Una fórmula práctica es: usando la imagen subida, cambia solo el fondo a un estudio con luz natural; conserva rostro, pose, textura de ropa y ángulo de cámara; prepara una salida 16:9 con espacio limpio a la izquierda para un titular. En varias vueltas, resuelve primero composición, luego luz, después texto y detalle, y al final tamaño.
Decisión práctica
Si la imagen es desechable y la edición es exploratoria, usa Gemini app o un servicio externo revisado. Si la imagen es privada, de cliente, regulada o difícil de recrear, evita interfaces gratuitas opacas. Si el flujo necesita registros, repetición o integración, usa la API oficial. Si el resultado exige calidad Pro, planéalo como pagado hasta comprobar una condición oficial distinta.
Así la pregunta por lo gratuito deja de mandar sobre la decisión de subida. Primero va el riesgo del archivo, luego el dueño del canal, después la calidad necesaria y al final el coste. Con ese orden, las pruebas gratuitas siguen siendo útiles sin sustituir un contrato de carga.
Preguntas frecuentes
Hay una API oficial gratuita para editar una imagen con Pro?
Según la página pública revisada el 14 de mayo de 2026, gemini-3-pro-image-preview no es una API oficial gratuita para editar desde una imagen. La app, la repetición Pro y los créditos de servicios externos son derechos distintos.
Puedo editar una imagen subida en Gemini app?
Sí, para imágenes ordinarias y de bajo riesgo. No la uses como primer canal para material de cliente, privado, regulado o difícil de recrear si necesitas una política formal de carga, borrado y soporte.

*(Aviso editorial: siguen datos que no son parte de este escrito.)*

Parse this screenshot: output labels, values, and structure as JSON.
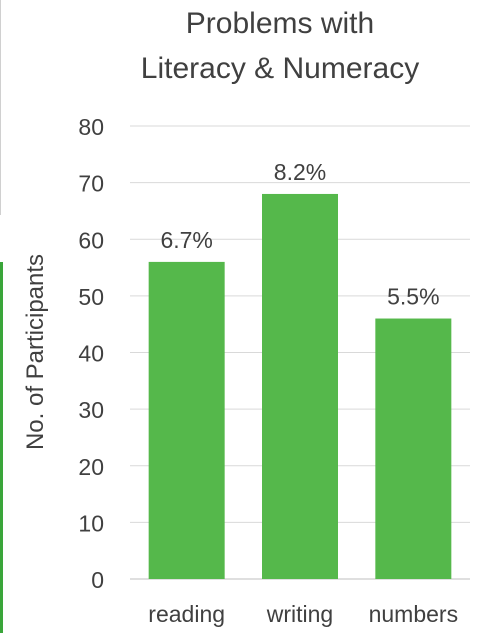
{
  "chart_data": {
    "type": "bar",
    "title": [
      "Problems with",
      "Literacy & Numeracy"
    ],
    "xlabel": "",
    "ylabel": "No. of Participants",
    "categories": [
      "reading",
      "writing",
      "numbers"
    ],
    "values": [
      56,
      68,
      46
    ],
    "data_labels": [
      "6.7%",
      "8.2%",
      "5.5%"
    ],
    "ylim": [
      0,
      80
    ],
    "yticks": [
      "0",
      "10",
      "20",
      "30",
      "40",
      "50",
      "60",
      "70",
      "80"
    ],
    "grid": true,
    "legend": "none",
    "bar_color": "#55b84b"
  }
}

Son seguros los editores gratuitos externos?
Pueden servir para pruebas con imágenes reemplazables. Para archivos valiosos, deben explicar modelo, ruta, conservación, borrado, derechos, límites, soporte y fallos antes de recibir la imagen.
Cuándo conviene usar la API oficial?
Cuando la edición entra en un producto, una herramienta interna, un lote de archivos o una entrega a clientes. La API ofrece registros, reintentos, control de coste e integración que una interfaz manual no da.
Una ruta Flash puede bastar en lugar de Pro?
Sí, para muchas ediciones de bajo riesgo. Pro se justifica cuando hay texto, marca, escenas complejas, detalle fino o reutilización del resultado. Primero valida dirección con menor coste y sube de ruta cuando el error tenga precio real.